Os Beatles (pelo seu empresário Brian Epstein), antes deles Elvis (pelo “Coronel” Tom Parker) e depois deles os Stones (pelo seu marketeiro Andrew “Loog” Oldham) são os inventores do marketing no pop. A lenda da rivalidade ajudou a manter as duas bandas no auge durante os fervilhantes anos 60.

A banda se diferenciava dos Beatles por explorar mais o “rithm & blues” do que o rock’n roll puro e simples. Assim, enquanto os Beatles emulavam Chuck Berry, Little Richard e Buddy Holly, os Stones, além destes, emulavam Muddy Waters (de onde tiraram o nome da banda), Robert Johnson e Bo Diddley. Os Beatles cantavam a alegria, os Stones a lama. Os Beatles se apresentavam de terninhos, os Stones de roupas casuais, da night, mas bem cortadas e “in”. Os Beatles estavam faturando horrores e os Stones moravam numa kitchnete de merda cheia de baratas e sem aquecimento num subúrbio de Londres. Alguma coisa tinha de ser feita.

Com o estouro ciclópico dos Beatles, pipocaram clones de franjinha e terninho por toda a ilha. Todos querendo ser iguais e ficando na lanterninha. Aí é que entrou a grande jogada de Oldham: já tem bonzinhos demais. Os Stones são maus, vamos explorar isso.

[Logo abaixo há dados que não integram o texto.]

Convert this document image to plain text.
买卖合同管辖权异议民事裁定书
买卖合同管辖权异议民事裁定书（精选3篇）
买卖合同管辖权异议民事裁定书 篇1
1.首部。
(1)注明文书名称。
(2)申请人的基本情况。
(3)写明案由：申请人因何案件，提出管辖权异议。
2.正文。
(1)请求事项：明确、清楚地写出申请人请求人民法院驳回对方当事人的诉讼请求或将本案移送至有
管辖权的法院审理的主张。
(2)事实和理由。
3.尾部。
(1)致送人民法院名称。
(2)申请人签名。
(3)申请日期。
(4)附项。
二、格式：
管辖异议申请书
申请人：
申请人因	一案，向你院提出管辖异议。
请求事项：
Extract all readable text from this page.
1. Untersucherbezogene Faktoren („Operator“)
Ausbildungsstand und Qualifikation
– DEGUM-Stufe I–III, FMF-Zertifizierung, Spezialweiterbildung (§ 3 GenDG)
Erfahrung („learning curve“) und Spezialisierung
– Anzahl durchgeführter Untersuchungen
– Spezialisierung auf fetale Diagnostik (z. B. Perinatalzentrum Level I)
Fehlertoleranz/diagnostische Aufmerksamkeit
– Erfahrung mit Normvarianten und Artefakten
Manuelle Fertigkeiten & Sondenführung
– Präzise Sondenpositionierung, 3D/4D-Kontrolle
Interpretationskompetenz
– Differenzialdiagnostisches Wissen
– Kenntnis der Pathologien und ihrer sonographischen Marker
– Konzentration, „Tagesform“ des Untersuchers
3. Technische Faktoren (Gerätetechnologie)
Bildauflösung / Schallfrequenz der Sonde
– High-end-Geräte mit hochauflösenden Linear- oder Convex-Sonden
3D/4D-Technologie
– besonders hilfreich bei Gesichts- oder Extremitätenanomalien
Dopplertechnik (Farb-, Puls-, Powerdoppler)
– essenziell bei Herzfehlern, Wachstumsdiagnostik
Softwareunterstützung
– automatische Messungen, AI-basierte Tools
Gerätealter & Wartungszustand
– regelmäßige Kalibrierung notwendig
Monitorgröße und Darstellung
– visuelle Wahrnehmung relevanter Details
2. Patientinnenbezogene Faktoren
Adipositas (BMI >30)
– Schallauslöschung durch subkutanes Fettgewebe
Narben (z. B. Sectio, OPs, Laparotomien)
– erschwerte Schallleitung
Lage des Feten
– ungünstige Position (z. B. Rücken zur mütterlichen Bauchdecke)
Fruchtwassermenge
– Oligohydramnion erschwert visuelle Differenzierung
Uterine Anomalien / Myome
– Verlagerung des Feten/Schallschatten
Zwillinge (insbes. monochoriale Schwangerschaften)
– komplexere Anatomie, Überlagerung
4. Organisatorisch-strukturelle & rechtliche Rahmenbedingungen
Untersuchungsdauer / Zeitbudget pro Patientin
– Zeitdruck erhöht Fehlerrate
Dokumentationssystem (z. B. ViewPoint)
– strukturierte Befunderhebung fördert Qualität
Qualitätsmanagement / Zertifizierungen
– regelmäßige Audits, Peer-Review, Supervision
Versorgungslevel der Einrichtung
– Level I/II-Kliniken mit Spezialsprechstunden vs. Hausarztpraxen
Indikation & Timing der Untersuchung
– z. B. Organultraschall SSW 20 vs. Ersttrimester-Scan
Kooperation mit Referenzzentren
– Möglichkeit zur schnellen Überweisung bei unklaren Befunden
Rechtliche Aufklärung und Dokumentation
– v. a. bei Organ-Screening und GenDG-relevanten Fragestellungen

Conceituados no underground, principalmente pelo pessoal “cool, Oldham usou este argumento para convencer a Decca Records a contratar os Stones. Estamos em 1963, e um ano antes quatro rapazes de terninho estiveram na nesta gravadora para uma audição, gravaram 12 músicas e, depois de uma ligeira entrevista, foram dispensados com o argumento de que “conjuntos de guitarra são uma moda passageira”. Agora, esses gênios da futurologia mercadológico-musical estavam tomando remédios pra dormir, pra acordar e pra não suicidar, vendo sua concorrente EMI-Odeon rachar os cofres com os caras que eram uma moda passageira.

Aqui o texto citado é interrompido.